Cowboy music came from the popular music of the day, Green told NPR's Bob Edwards during an interview last year. "From the Irish and Scottish music, from Vaudeville, from the blues, from Mexican music to just anything that happened to be there," he says. "They didn't have time to really develop a long-standing tradition, so they just took from everything else."


The cowboy songs of the '30s and '40s captured the romance of Western images even as the reality behind the images faded away, and Green clearly loves the music of the era. "Some of it was pretty schlocky, sure, but some of it was absolutely unforgettable," he says.


Although the heyday of the singing cowboy had faded into the sunset by the '50s, the Riders have kept the music alive while bringing new listeners to the genre. "I hope we created a consciousness out there that this music ... wasn't nostalgic, it wasn't just a part of the past," he told Edwards. "It was a living American tradition and [is] still going on."

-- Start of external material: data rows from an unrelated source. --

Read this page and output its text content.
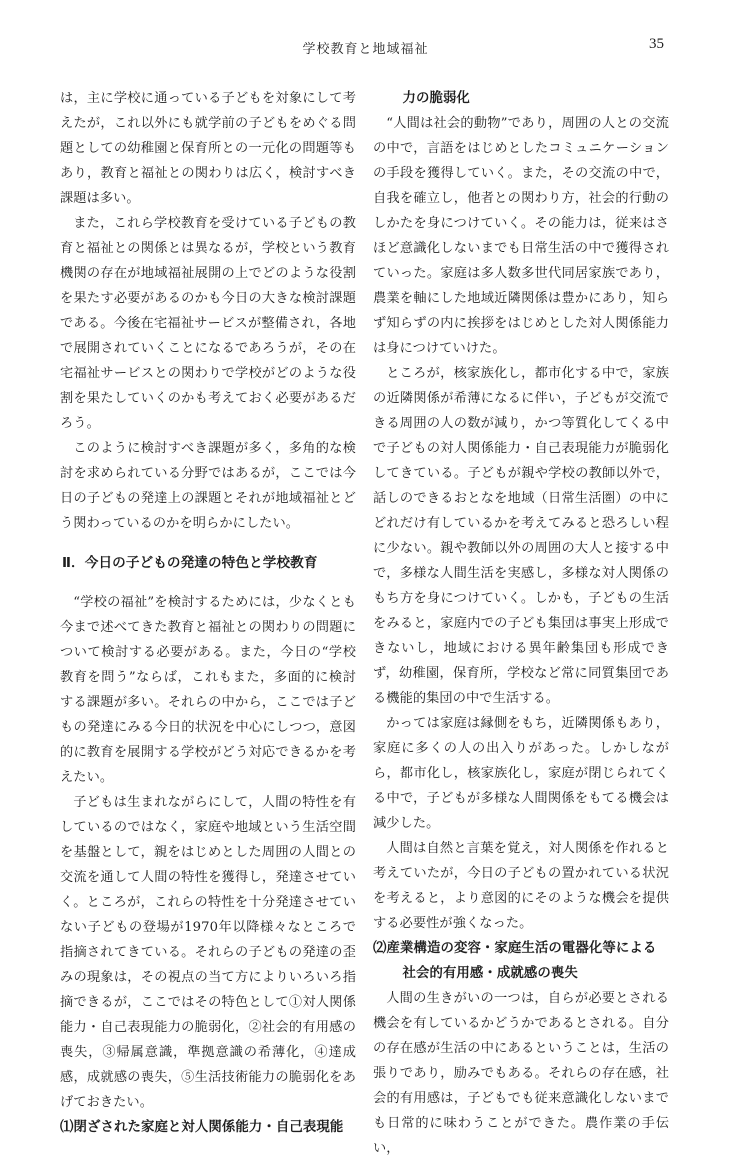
学校教育と地域福祉	35

は，主に学校に通っている子どもを対象にして考えたが，これ以外にも就学前の子どもをめぐる問題としての幼稚園と保育所との一元化の問題等もあり，教育と福祉との関わりは広く，検討すべき課題は多い。

また，これら学校教育を受けている子どもの教育と福祉との関係とは異なるが，学校という教育機関の存在が地域福祉展開の上でどのような役割を果たす必要があるのかも今日の大きな検討課題である。今後在宅福祉サービスが整備され，各地で展開されていくことになるであろうが，その在宅福祉サービスとの関わりで学校がどのような役割を果たしていくのかも考えておく必要があるだろう。

このように検討すべき課題が多く，多角的な検討を求められている分野ではあるが，ここでは今日の子どもの発達上の課題とそれが地域福祉とどう関わっているのかを明らかにしたい。

Ⅱ．今日の子どもの発達の特色と学校教育

“学校の福祉”を検討するためには，少なくとも今まで述べてきた教育と福祉との関わりの問題について検討する必要がある。また，今日の“学校教育を問う”ならば，これもまた，多面的に検討する課題が多い。それらの中から，ここでは子どもの発達にみる今日的状況を中心にしつつ，意図的に教育を展開する学校がどう対応できるかを考えたい。

子どもは生まれながらにして，人間の特性を有しているのではなく，家庭や地域という生活空間を基盤として，親をはじめとした周囲の人間との交流を通して人間の特性を獲得し，発達させていく。ところが，これらの特性を十分発達させていない子どもの登場が1970年以降様々なところで指摘されてきている。それらの子どもの発達の歪みの現象は，その視点の当て方によりいろいろ指摘できるが，ここではその特色として①対人関係能力・自己表現能力の脆弱化，②社会的有用感の喪失，③帰属意識，準拠意識の希薄化，④達成感，成就感の喪失，⑤生活技術能力の脆弱化をあげておきたい。

⑴閉ざされた家庭と対人関係能力・自己表現能
力の脆弱化

“人間は社会的動物”であり，周囲の人との交流の中で，言語をはじめとしたコミュニケーションの手段を獲得していく。また，その交流の中で，自我を確立し，他者との関わり方，社会的行動のしかたを身につけていく。その能力は，従来はさほど意識化しないまでも日常生活の中で獲得されていった。家庭は多人数多世代同居家族であり，農業を軸にした地域近隣関係は豊かにあり，知らず知らずの内に挨拶をはじめとした対人関係能力は身につけていけた。

ところが，核家族化し，都市化する中で，家族の近隣関係が希薄になるに伴い，子どもが交流できる周囲の人の数が減り，かつ等質化してくる中で子どもの対人関係能力・自己表現能力が脆弱化してきている。子どもが親や学校の教師以外で，話しのできるおとなを地域（日常生活圏）の中にどれだけ有しているかを考えてみると恐ろしい程に少ない。親や教師以外の周囲の大人と接する中で，多様な人間生活を実感し，多様な対人関係のもち方を身につけていく。しかも，子どもの生活をみると，家庭内での子ども集団は事実上形成できないし，地域における異年齢集団も形成できず，幼稚園，保育所，学校など常に同質集団である機能的集団の中で生活する。

かっては家庭は縁側をもち，近隣関係もあり，家庭に多くの人の出入りがあった。しかしながら，都市化し，核家族化し，家庭が閉じられてくる中で，子どもが多様な人間関係をもてる機会は減少した。

人間は自然と言葉を覚え，対人関係を作れると考えていたが，今日の子どもの置かれている状況を考えると，より意図的にそのような機会を提供する必要性が強くなった。

⑵産業構造の変容・家庭生活の電器化等による
社会的有用感・成就感の喪失

人間の生きがいの一つは，自らが必要とされる機会を有しているかどうかであるとされる。自分の存在感が生活の中にあるということは，生活の張りであり，励みでもある。それらの存在感，社会的有用感は，子どもでも従来意識化しないまでも日常的に味わうことができた。農作業の手伝い，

The Riders are regulars at the Grand Ole Opry and just visited the Nashville music institution last week. They've also appeared often on public radio's Prairie Home Companion. So, all you Spokane buckaroos and buckarettes, mosey on down to the Met Saturday night and give a big Western "Howdy" to Riders in the Sky. And who knows? You might even learn to yodel.





Summer Strings A-Sizzling


In my humble opinion, there is nothing quite so mesmerizing as the sight and the accompanying sound of a classical guitarist utterly having his or her way with a fret board. Whenever there's someone in the room cradling a six-string, locked on and ripping through the scales, I'll eagerly abandon conversation, food and drink just to plug in and soak up the spectacle of supple fingers moving like tentacles up and down the neck in concert with still more fingers furiously plucking in an effort to coax rhythm and warm notes in pleasant succession from nylon. In the face of that, my friends will attest, I am powerless to resist.

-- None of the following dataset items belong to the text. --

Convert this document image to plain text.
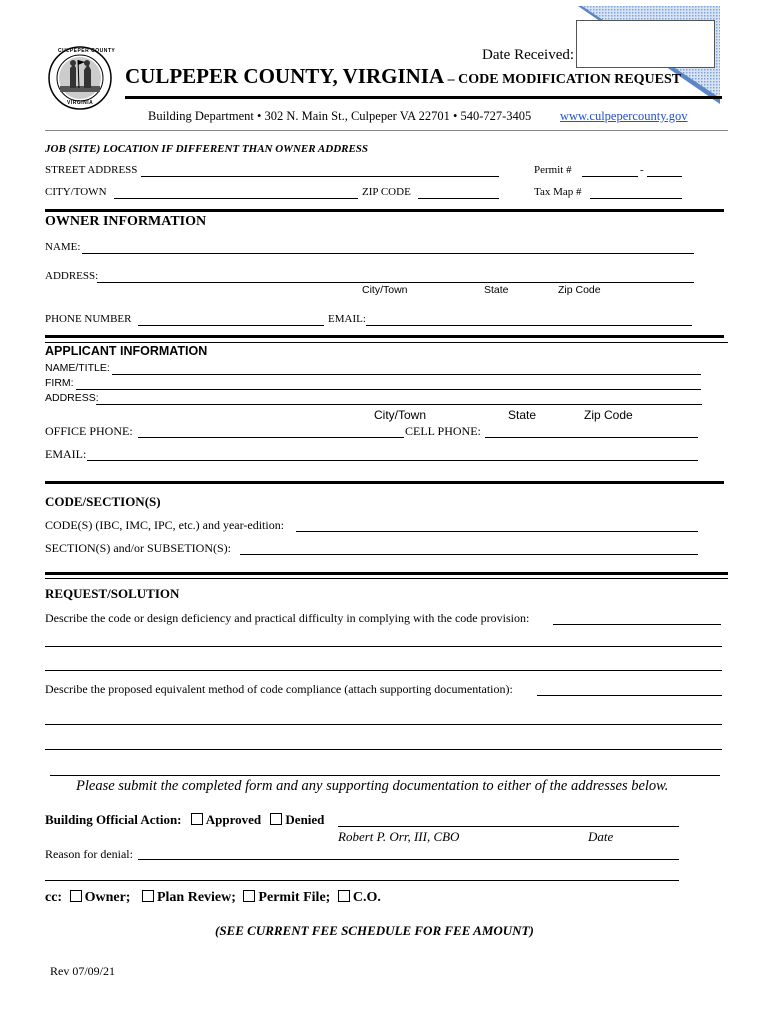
Date Received:
CULPEPER COUNTY
VIRGINIA
CULPEPER COUNTY, VIRGINIA – CODE MODIFICATION REQUEST
Building Department • 302 N. Main St., Culpeper VA 22701 • 540-727-3405 www.culpepercounty.gov
JOB (SITE) LOCATION IF DIFFERENT THAN OWNER ADDRESS
STREET ADDRESS	Permit #	-
CITY/TOWN	ZIP CODE	Tax Map #
OWNER INFORMATION
NAME:
ADDRESS:
City/Town	State	Zip Code
PHONE NUMBER	EMAIL:
APPLICANT INFORMATION
NAME/TITLE:
FIRM:
ADDRESS:
City/Town	State	Zip Code
OFFICE PHONE:	CELL PHONE:
EMAIL:
CODE/SECTION(S)
CODE(S) (IBC, IMC, IPC, etc.) and year-edition:
SECTION(S) and/or SUBSETION(S):
REQUEST/SOLUTION
Describe the code or design deficiency and practical difficulty in complying with the code provision:
Describe the proposed equivalent method of code compliance (attach supporting documentation):
Please submit the completed form and any supporting documentation to either of the addresses below.
Building Official Action: Approved Denied
Robert P. Orr, III, CBO	Date
Reason for denial:
cc: Owner; Plan Review; Permit File; C.O.
(SEE CURRENT FEE SCHEDULE FOR FEE AMOUNT)
Rev 07/09/21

There are those who play guitar and then there are guitarists, folks who devote their entire lives, their very souls in some cases, to mastering what just may be the most versatile and lovely instrument in our musical lexicon.


Next Thursday night, classical guitarist Paul Grove and vocalist Silvia Lazo will launch their 2004 Northwest Brazilian music tour in Spokane with a performance at the Unity Church of Truth. Joining them in this celebration of strings and pipes will be Leon Atkinson and visiting artist Mario Ulloa.


Lazo, who was born and raised in Sao Paulo, Brazil, is an active member of Spokane's live music scene. Through performance, she interprets artistic works of Latin American classical, jazz and folkloric music and dance. She also hosts the weekly "Latin Lounge" program on Spokane's Thin Air Community Radio (95.3 FM). Doctor of the classical guitar, Grove leads the Guitar Department at Gonzaga University and regularly performs throughout the United States, Europe and South America.


Together, the Lazo-Grove duo has assembled a smooth and sophisticated repertoire that highlights the historical development of Brazilian music -- from the classical period (including such styles as the Lundus and Modinhas of the 18th and 19th centuries) to Choro and the contemporary sounds of Bossa Nova. Departures to Latin and Iberian-American pieces can be expected from the ensemble along the way.


Guest artist Mario Ulloa joins the duo via the "Guitar Festival: Brazil & amp; Beyond" sponsored by New York's Mannes School of Music. Born in Costa Rica, Ulloa now teaches at the Federal University of Bahia, Brazil, where he received his doctorate in music. He performs regularly throughout Brazil and the world. Also on the bill is local artist and educator Leon Atkinson, a studied classical guitar master and host of KPBX's "Guitar Hour" program.


After next Thursday night's performance, the ensemble hits the road, taking the Sizzling Guitar Summit to Portland then to Seattle.